An object with a mass of #125 g# is dropped into #750 mL# of water at #0^@C#. If the object cools by #40 ^@C# and the water warms by #3 ^@C#, what is the specific heat of the material that the object is made of?

1 Answer
Apr 19, 2016

#c_{object}=1.88J/{g\quad^o C}=0.45\text{cal}/{g\quad^o C}#

Explanation:

Because energy is conserved, the heat gained by the water equals the heat lost by the object.

#Q_{object}=-Q_{water}#

The minus sign is there because one object is losing heat while the other is absorbing heat.

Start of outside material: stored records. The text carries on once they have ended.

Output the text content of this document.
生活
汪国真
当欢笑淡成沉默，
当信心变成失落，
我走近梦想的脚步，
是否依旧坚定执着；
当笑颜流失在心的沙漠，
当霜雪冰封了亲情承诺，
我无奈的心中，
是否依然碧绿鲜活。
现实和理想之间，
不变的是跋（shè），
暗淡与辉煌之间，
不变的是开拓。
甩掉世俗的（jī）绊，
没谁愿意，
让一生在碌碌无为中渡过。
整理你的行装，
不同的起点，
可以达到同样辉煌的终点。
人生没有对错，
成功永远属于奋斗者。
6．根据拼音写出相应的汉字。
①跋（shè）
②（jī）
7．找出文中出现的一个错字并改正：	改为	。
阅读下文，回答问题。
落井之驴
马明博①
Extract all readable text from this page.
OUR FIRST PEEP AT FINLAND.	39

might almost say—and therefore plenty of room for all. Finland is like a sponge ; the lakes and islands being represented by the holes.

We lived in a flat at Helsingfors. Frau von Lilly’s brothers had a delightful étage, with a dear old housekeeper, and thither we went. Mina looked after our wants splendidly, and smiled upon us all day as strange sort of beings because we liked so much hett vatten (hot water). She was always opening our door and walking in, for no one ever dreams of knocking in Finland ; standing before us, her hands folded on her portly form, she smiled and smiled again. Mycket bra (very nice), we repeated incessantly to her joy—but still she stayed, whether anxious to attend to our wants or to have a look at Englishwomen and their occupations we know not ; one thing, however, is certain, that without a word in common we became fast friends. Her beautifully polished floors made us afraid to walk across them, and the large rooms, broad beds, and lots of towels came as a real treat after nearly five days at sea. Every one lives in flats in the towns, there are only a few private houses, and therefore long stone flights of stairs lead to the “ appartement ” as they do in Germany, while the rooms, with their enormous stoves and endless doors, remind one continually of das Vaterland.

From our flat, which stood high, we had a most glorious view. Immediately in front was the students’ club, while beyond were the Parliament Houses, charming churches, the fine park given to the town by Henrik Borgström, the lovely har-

The specific heat of water is known, #\quad c_{water}=4.18 J/{g\quad^o C}#

1 mL of water is the same as 1 gram of water so #m_{water}=750 g#

We have that #Q=mc\Delta T#, so

#Q_{object}=-Q_{water}#

#m_{object} \quad c_{object} \quad \Delta T_{object}=-m_{water}\quad c_{water} \quad \Delta T_{water}#

Substitute known values and obtain: #\quad c_{object}=1.88J/{g\quad^o C}#

If you want the units of the answer to be in terms of calories, #\text{cal}/{g\quad^o C}#, use the unit conversion #1 cal=4.18J#

#c_{object}=0.45\text{cal}/{g\quad^o C}#